Ein NFC Eco System für den ÖPV ist noch nicht verfügbar. Der Datenaustausch mit NFC ist noch nicht hinreichend standardisiert, für Datenübertragung haben Chips und NFC Smartphones unterschiedliche Normierungen (ISO 14443 bzw. 18082/21481). Die unterschiedliche technische Platzierung des Secure-Elements und unterschiedliche Antennengrößen wirken erschwerend. Die Sicherheitsanforderungen der NFC-Anwendungen sind ebenfalls sehr unterschiedlich. Die Studie „Mobile in Retail“ hat ergeben, warum NFC noch nicht eingesetzt wird. An erster Stelle der Herausforderungen steht „Gewährleistung von ausreichender Sicherheit“, aber auch „Kundenakzeptanz herstellen“ und „Marktfähige Lösungen etablieren“ liegen ganz vorn. Im ÖPV ist die ordnungsgemäße Barcode-Prüfung zukünftig nicht mehr wirtschaftlich. Bei NFC zeigt sich eine deutlich bessere Kostensituation.
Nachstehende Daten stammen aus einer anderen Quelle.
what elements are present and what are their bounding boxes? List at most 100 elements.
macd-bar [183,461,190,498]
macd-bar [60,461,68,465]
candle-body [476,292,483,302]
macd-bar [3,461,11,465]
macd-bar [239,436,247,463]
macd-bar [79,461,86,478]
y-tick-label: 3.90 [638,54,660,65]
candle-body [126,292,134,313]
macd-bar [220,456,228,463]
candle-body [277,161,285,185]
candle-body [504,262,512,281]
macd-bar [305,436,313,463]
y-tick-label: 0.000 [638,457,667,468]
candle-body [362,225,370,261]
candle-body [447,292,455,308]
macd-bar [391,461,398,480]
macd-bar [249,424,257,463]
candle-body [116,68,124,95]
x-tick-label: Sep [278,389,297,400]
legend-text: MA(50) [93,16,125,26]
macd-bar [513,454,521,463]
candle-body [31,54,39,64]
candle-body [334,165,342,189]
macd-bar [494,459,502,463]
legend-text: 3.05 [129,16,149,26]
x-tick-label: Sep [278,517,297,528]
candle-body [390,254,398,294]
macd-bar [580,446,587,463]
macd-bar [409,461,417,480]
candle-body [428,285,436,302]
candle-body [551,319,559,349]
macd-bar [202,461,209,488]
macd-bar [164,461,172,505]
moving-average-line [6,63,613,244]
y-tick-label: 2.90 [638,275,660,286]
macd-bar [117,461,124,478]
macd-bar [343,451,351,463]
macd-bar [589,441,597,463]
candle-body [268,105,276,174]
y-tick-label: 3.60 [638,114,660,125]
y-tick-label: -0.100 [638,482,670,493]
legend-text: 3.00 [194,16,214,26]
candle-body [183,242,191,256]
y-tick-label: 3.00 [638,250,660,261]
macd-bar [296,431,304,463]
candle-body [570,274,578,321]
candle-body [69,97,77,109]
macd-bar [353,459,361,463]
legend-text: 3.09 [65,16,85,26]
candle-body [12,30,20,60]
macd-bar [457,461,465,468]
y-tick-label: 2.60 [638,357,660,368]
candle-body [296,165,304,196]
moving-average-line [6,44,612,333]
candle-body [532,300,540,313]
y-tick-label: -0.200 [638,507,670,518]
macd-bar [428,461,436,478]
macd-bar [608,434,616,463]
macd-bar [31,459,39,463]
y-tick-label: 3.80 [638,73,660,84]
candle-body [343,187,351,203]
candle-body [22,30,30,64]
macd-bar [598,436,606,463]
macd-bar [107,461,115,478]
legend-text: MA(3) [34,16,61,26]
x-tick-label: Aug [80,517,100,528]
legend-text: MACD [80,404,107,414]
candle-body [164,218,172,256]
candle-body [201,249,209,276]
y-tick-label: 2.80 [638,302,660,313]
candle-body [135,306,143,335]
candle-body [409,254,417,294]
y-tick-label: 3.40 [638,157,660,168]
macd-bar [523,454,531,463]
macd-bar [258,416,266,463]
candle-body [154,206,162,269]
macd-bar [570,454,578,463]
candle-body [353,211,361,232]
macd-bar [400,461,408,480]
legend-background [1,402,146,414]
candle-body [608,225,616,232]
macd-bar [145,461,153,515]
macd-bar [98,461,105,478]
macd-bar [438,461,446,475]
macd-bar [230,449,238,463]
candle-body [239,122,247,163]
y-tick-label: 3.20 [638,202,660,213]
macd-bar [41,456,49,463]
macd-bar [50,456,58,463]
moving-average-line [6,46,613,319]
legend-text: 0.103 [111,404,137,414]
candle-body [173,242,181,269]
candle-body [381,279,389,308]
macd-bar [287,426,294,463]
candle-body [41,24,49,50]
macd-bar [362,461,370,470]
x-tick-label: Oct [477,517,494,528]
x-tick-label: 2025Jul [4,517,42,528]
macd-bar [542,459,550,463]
Bei der Betrachtung eines Organisationsmodells für ein ÖPV NFC Ecosystem zeigt sich, dass eine ganze Reihe offener Fragen zwischen der Telekommunikationswelt und dem ÖPV zu klären sind. Bei der Suche nach einer Systemlösung wird deutlich, dass SIM-Rental für Deutschland zunächst die wahrscheinlichste Ecosystemvariante sein wird. Der nächste Schritt für die Verkehrsverbünde und Verkehrsunternehmen ist nun die Teilnahmeentscheidung. Basis für so eine Entscheidungsfindung sind Preisabfragen der VDV eTicket Service (VDV-ETS) bei Systemanbietern der Mobilfunk-Welt. Mit diesen Informationen wird VDV-ETS interessierte Verkehrsunternehmen und –verbünde bei den nun notwendigen Betrachtungen unterstützen.
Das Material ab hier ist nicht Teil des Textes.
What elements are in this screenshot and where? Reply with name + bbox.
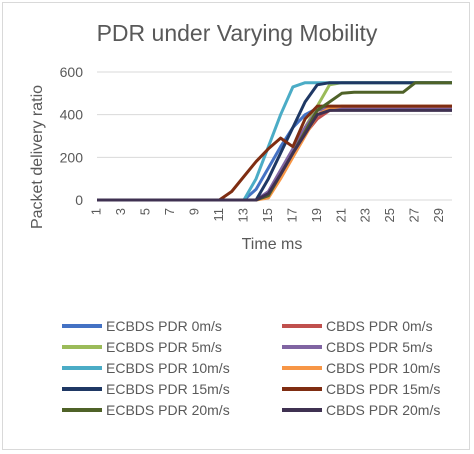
legend-item: ECBDS PDR 0m/s xyxy=(62,318,222,334)
legend-label: ECBDS PDR 5m/s xyxy=(106,339,222,355)
legend-swatch xyxy=(282,408,322,412)
legend-item: CBDS PDR 0m/s xyxy=(282,318,433,334)
legend-label: ECBDS PDR 10m/s xyxy=(106,360,230,376)
legend-item: CBDS PDR 15m/s xyxy=(282,381,440,397)
legend-label: CBDS PDR 5m/s xyxy=(326,339,433,355)
y-tick-label: 200 xyxy=(60,149,84,165)
legend-swatch xyxy=(282,366,322,370)
x-tick-label: 15 xyxy=(260,208,275,222)
legend-swatch xyxy=(282,387,322,391)
legend-swatch xyxy=(62,324,102,328)
legend-label: ECBDS PDR 15m/s xyxy=(106,381,230,397)
legend-swatch xyxy=(62,408,102,412)
legend-swatch xyxy=(282,324,322,328)
x-tick-label: 7 xyxy=(162,208,177,215)
legend-swatch xyxy=(62,387,102,391)
legend-swatch xyxy=(282,345,322,349)
legend-item: ECBDS PDR 10m/s xyxy=(62,360,230,376)
x-axis-label: Time ms xyxy=(241,236,303,253)
legend-swatch xyxy=(62,366,102,370)
legend-swatch xyxy=(62,345,102,349)
x-tick-label: 3 xyxy=(113,208,128,215)
x-tick-label: 11 xyxy=(211,208,226,222)
legend-label: CBDS PDR 10m/s xyxy=(326,360,441,376)
chart-title: PDR under Varying Mobility xyxy=(96,20,378,46)
y-tick-label: 0 xyxy=(75,192,83,208)
x-tick-label: 25 xyxy=(382,208,397,222)
legend-label: ECBDS PDR 0m/s xyxy=(106,318,222,334)
x-tick-label: 29 xyxy=(431,208,446,222)
y-tick-labels: 0 200 400 600 xyxy=(60,64,84,208)
x-tick-label: 5 xyxy=(137,208,152,215)
legend-label: CBDS PDR 0m/s xyxy=(326,318,433,334)
legend-item: ECBDS PDR 5m/s xyxy=(62,339,222,355)
x-tick-labels: 1 3 5 7 9 11 13 15 17 19 21 23 25 27 29 xyxy=(88,208,446,222)
legend-label: ECBDS PDR 20m/s xyxy=(106,402,230,418)
legend-item: ECBDS PDR 20m/s xyxy=(62,402,230,418)
y-tick-label: 400 xyxy=(60,107,84,123)
x-tick-label: 1 xyxy=(88,208,103,215)
legend-label: CBDS PDR 20m/s xyxy=(326,402,441,418)
x-tick-label: 13 xyxy=(235,208,250,222)
legend-item: CBDS PDR 10m/s xyxy=(282,360,440,376)
legend-item: CBDS PDR 20m/s xyxy=(282,402,440,418)
y-tick-label: 600 xyxy=(60,64,84,80)
x-tick-label: 27 xyxy=(407,208,422,222)
series-lines xyxy=(97,81,452,202)
x-tick-label: 17 xyxy=(284,208,299,222)
chart-frame xyxy=(2,2,470,450)
x-tick-label: 21 xyxy=(333,208,348,222)
legend-item: CBDS PDR 5m/s xyxy=(282,339,433,355)
legend-label: CBDS PDR 15m/s xyxy=(326,381,441,397)
legend-item: ECBDS PDR 15m/s xyxy=(62,381,230,397)
x-tick-label: 9 xyxy=(186,208,201,215)
x-tick-label: 19 xyxy=(309,208,324,222)
x-tick-label: 23 xyxy=(358,208,373,222)
series-line-9 xyxy=(97,108,452,202)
Der „Marktplatz NFC“ bot die Möglichkeit, die NFC-Payment-Systeme verschiedener Anbieter, die heute schon am Markt sind, zu testen. Telekom Deutschland, Vodafone und E-Plus Mobilfunk/Telefónica waren die Aussteller. „NFC zum Anfassen“ wurde auch an einem Elektroauto demonstriert, das Aufschließen und in Betrieb setzen erfolgt per Smartphone.
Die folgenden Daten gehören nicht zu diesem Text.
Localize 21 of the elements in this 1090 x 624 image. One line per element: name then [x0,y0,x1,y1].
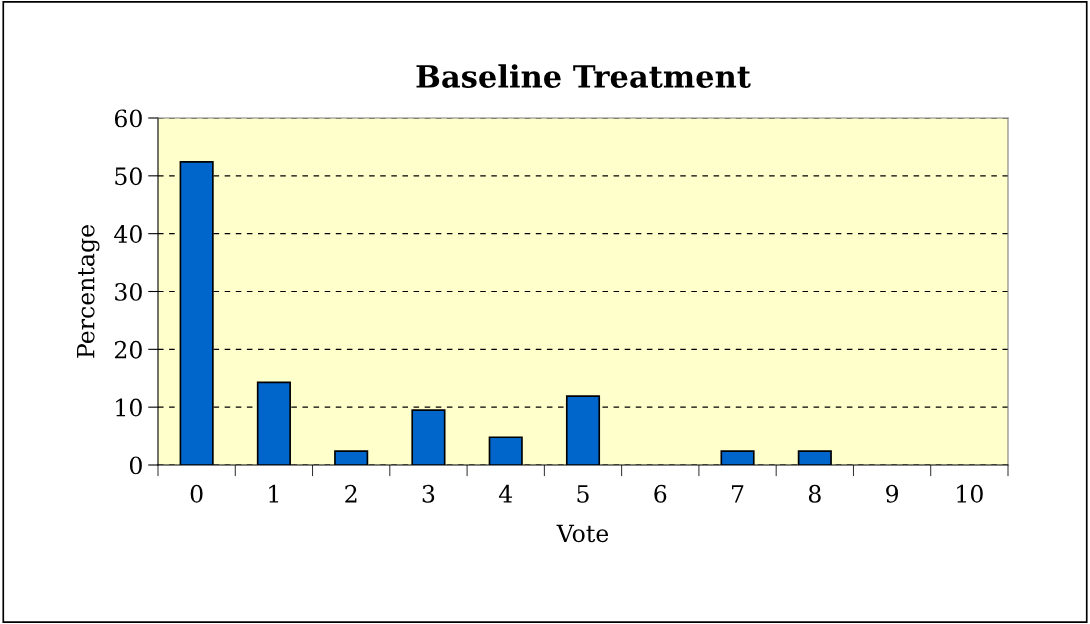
x-tick-label: 0 [190,484,203,503]
x-tick-label: 2 [345,484,357,503]
x-tick-label: 5 [577,485,589,503]
y-tick-label: 30 [115,282,142,301]
x-tick-label: 1 [269,484,279,503]
y-tick-label: 40 [114,225,142,243]
x-tick-label: 6 [654,484,667,503]
y-tick-label: 60 [114,109,142,128]
x-tick-label: 9 [886,484,899,503]
y-tick-label: 20 [114,340,142,359]
y-tick-label: 50 [115,167,142,186]
chart-title: Baseline Treatment [416,64,751,88]
x-tick-label: 10 [957,484,983,503]
x-tick-label: 7 [732,485,744,503]
y-tick-label: 10 [116,398,142,417]
x-tick-label: 8 [808,484,821,503]
x-tick-label: 3 [422,484,435,503]
x-axis-title: Vote [556,524,609,543]
x-tick-label: 4 [498,484,513,503]
y-axis-title: Percentage [77,225,100,358]
y-tick-label: 0 [129,456,142,475]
Drei Foren haben die Basis für Diskussionen und Erfahrungsaustausch geboten. Das Thema „Vom Verkehrsunternehmen zum IT-Spezialisten dank eTicketing“ beleuchtete die Herausforderung an die IT im Unternehmen und an die Mitarbeiter. Auch die Fragen „selbst machen vs. Outsourcing“ und „allein oder gemeinsam“ wurden diskutiert. Gegenstand der Diskussion „Fakten aus der Datenflut“ waren die Potentiale, die mit den Daten, die heute schon vorhanden sind, zur Verfügung stehen. Die Antwort auf die Frage „Gibt es Geschäftsmodelle für das Angebot integrierter Mobilitätsdienstleistungen?“ erfordert noch viel eigene Innovationskraft, zielorientiertes Vorgehen und Visionen. Es gibt also ausreichend Themen für die Agenda der nächsten Konferenzen.